Kurz darauf ist Gero Schlüter tot, er wurde bei einem Treffen mit Amon Wenckenberg, seinem Auftraggeber vergiftet. Galt der Mordanschlag ihm, oder war eigentlich Amon gemeint? Was hat die Familie zu verbergen? Es gibt eine Menge Fragen, die sich dem Team um Beamtin Lyn Harms stellen. Dabei wollte sie doch in Ruhe ihren Hochzeitsvorbereitungen nachgehen.


Obwohl schon der 5. Fall um Lyn Harms, ist es das erste Buch, das ich aus dieser Reihe gelesen habe und ich bin begeistert. Die Krimi ist in sich geschlossen, man also ohne Vorkenntnisse einsteigen, aber ich werde sicher die früheren Bände nachholen.
Das liegt an den sehr vielschichtig geschilderten Persönlichkeiten, der Spannung, die sich im Verlauf der Geschichte immer weiter steigert und dem raffiniert angelegten Plot. Die Handlungsstränge Vergangenheit und Gegenwart sind gut verknüpft und stimmig aufgelöst.
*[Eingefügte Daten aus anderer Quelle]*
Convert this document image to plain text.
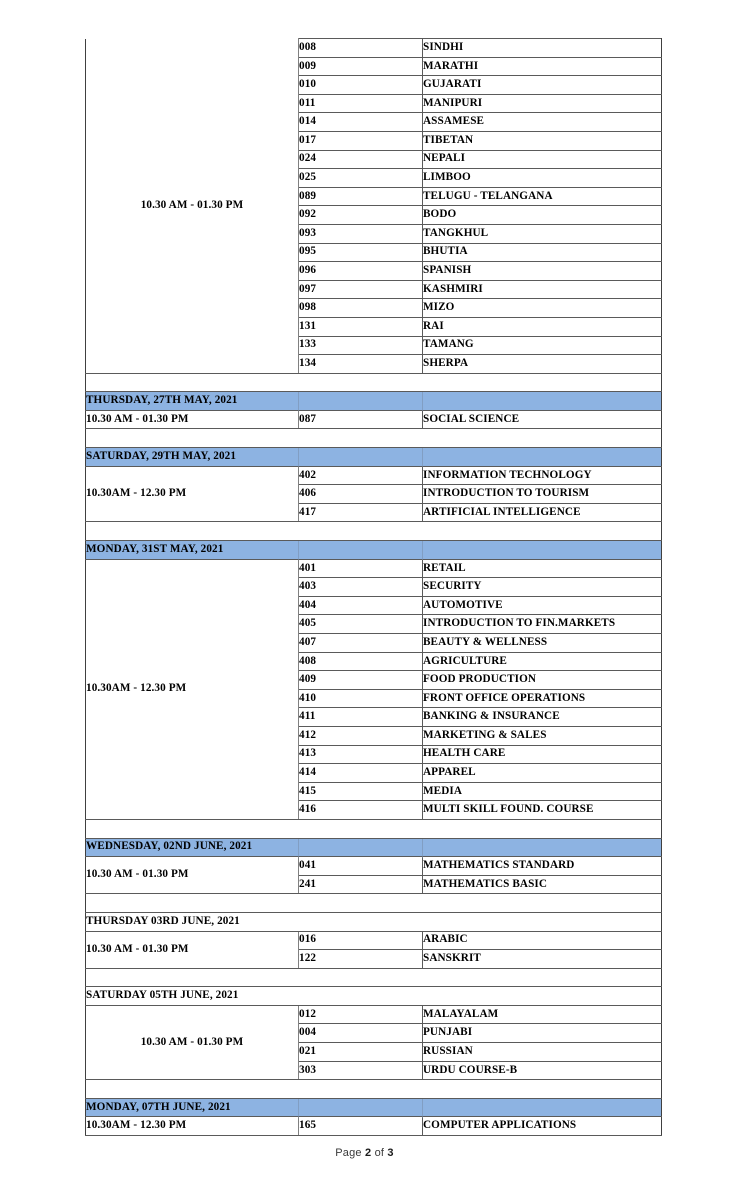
10.30 AM - 01.30 PM	008	SINDHI
	009	MARATHI
	010	GUJARATI
	011	MANIPURI
	014	ASSAMESE
	017	TIBETAN
	024	NEPALI
	025	LIMBOO
	089	TELUGU - TELANGANA
	092	BODO
	093	TANGKHUL
	095	BHUTIA
	096	SPANISH
	097	KASHMIRI
	098	MIZO
	131	RAI
	133	TAMANG
	134	SHERPA

THURSDAY, 27TH MAY, 2021		

10.30 AM - 01.30 PM	087	SOCIAL SCIENCE

SATURDAY, 29TH MAY, 2021		

10.30AM - 12.30 PM	402	INFORMATION TECHNOLOGY
	406	INTRODUCTION TO TOURISM
	417	ARTIFICIAL INTELLIGENCE

MONDAY, 31ST MAY, 2021		

10.30AM - 12.30 PM	401	RETAIL
	403	SECURITY
	404	AUTOMOTIVE
	405	INTRODUCTION TO FIN.MARKETS
	407	BEAUTY & WELLNESS
	408	AGRICULTURE
	409	FOOD PRODUCTION
	410	FRONT OFFICE OPERATIONS
	411	BANKING & INSURANCE
	412	MARKETING & SALES
	413	HEALTH CARE
	414	APPAREL
	415	MEDIA
	416	MULTI SKILL FOUND. COURSE

WEDNESDAY, 02ND JUNE, 2021		

10.30 AM - 01.30 PM	041	MATHEMATICS STANDARD
	241	MATHEMATICS BASIC

THURSDAY 03RD JUNE, 2021		
10.30 AM - 01.30 PM	016	ARABIC
	122	SANSKRIT

SATURDAY 05TH JUNE, 2021		
10.30 AM - 01.30 PM	012	MALAYALAM
	004	PUNJABI
	021	RUSSIAN
	303	URDU COURSE-B

MONDAY, 07TH JUNE, 2021		

10.30AM - 12.30 PM	165	COMPUTER APPLICATIONS
Page 2 of 3
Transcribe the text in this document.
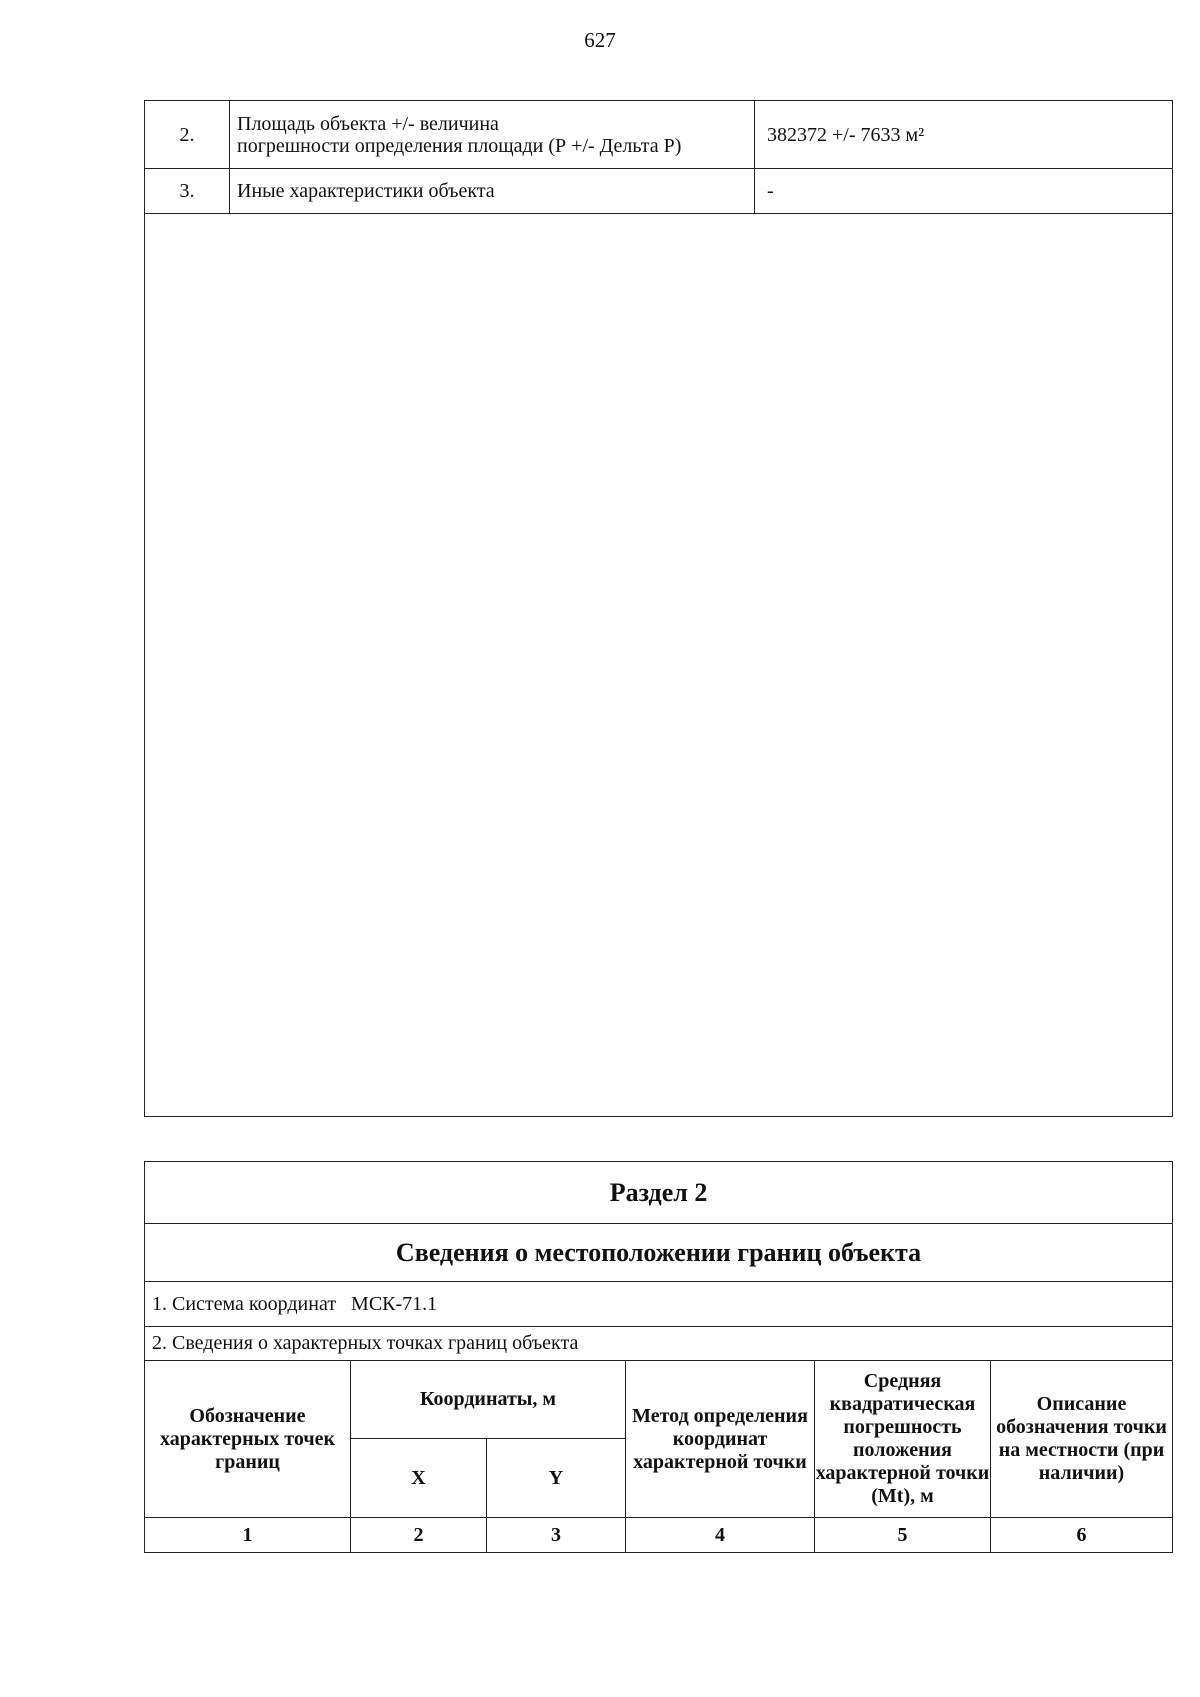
627
2.	Площадь объекта +/- величина
погрешности определения площади (Р +/- Дельта Р)	382372 +/- 7633 м²
3.	Иные характеристики объекта	-

Раздел 2					
Сведения о местоположении границ объекта					
1. Система координат   МСК-71.1					
2. Сведения о характерных точках границ объекта					
Обозначение характерных точек границ	Координаты, м		Метод определения координат характерной точки	Средняя квадратическая погрешность положения характерной точки (Mt), м	Описание обозначения точки на местности (при наличии)
	X	Y			
1	2	3	4	5	6
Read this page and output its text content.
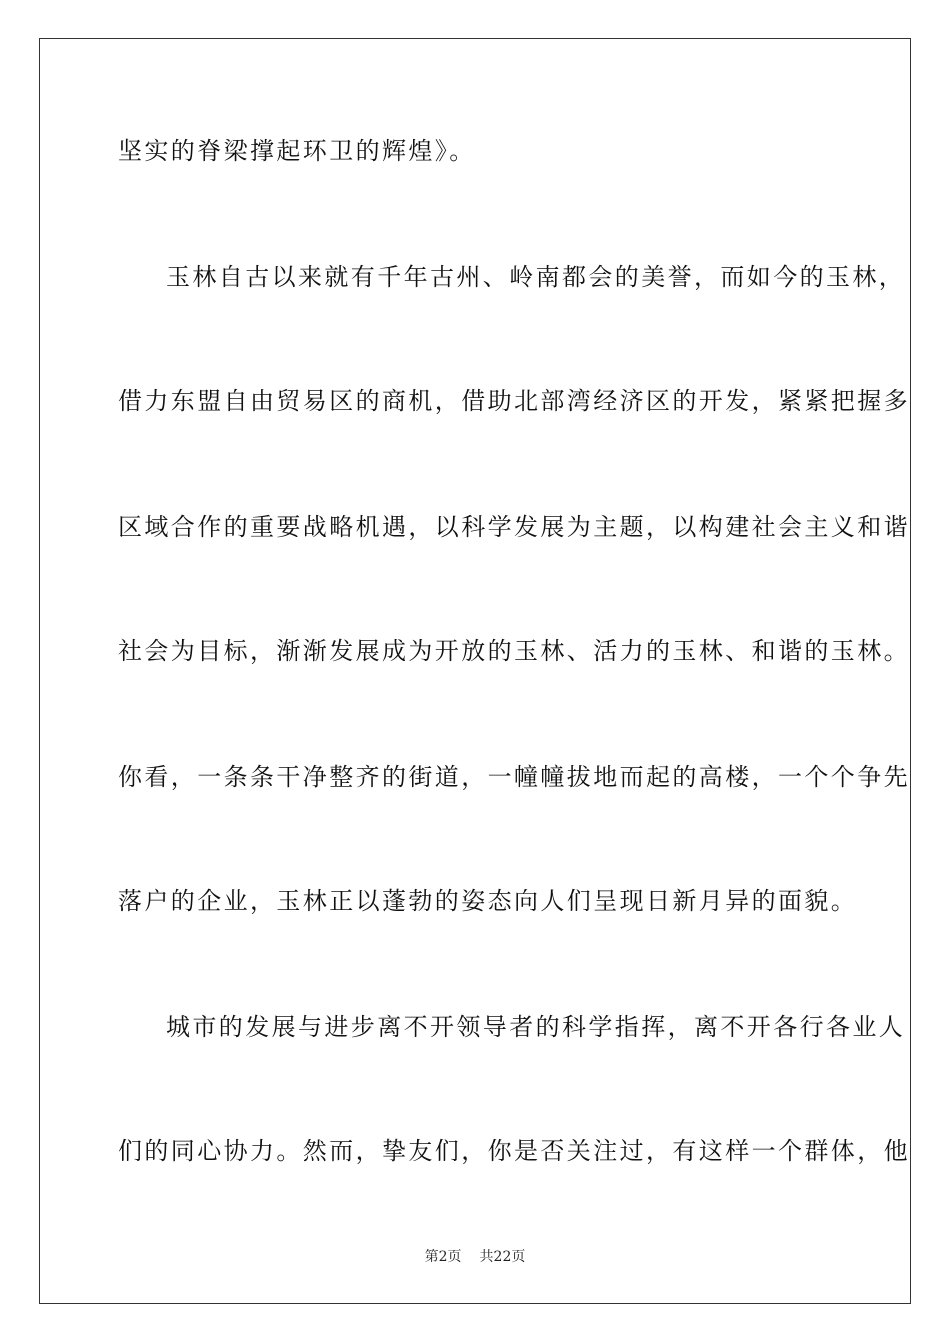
坚实的脊梁撑起环卫的辉煌》。
玉林自古以来就有千年古州、岭南都会的美誉，而如今的玉林，
借力东盟自由贸易区的商机，借助北部湾经济区的开发，紧紧把握多
区域合作的重要战略机遇，以科学发展为主题，以构建社会主义和谐
社会为目标，渐渐发展成为开放的玉林、活力的玉林、和谐的玉林。
你看，一条条干净整齐的街道，一幢幢拔地而起的高楼，一个个争先
落户的企业，玉林正以蓬勃的姿态向人们呈现日新月异的面貌。
城市的发展与进步离不开领导者的科学指挥，离不开各行各业人
们的同心协力。然而，挚友们，你是否关注过，有这样一个群体，他
第2页 共22页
Die Rahmenhandlung um die Kriminalbeamten und ihr Privatleben haben den Krimi etwas aufgelockert, es machte Spaß Lyns Kabbeleien mit ihren Töchtern zu verfolgen, aber es blieb gut im Hintergrund. Es waren kleine Verschnaufpausen, die die Spannung und die Dramatik noch weiter aufbauten. Mir hat das Buch sehr gut gefallen, ich konnte es kaum aus der Hand legen und ich bin nun schon sehr neugierig auf die anderen Bücher der Autorin geworden.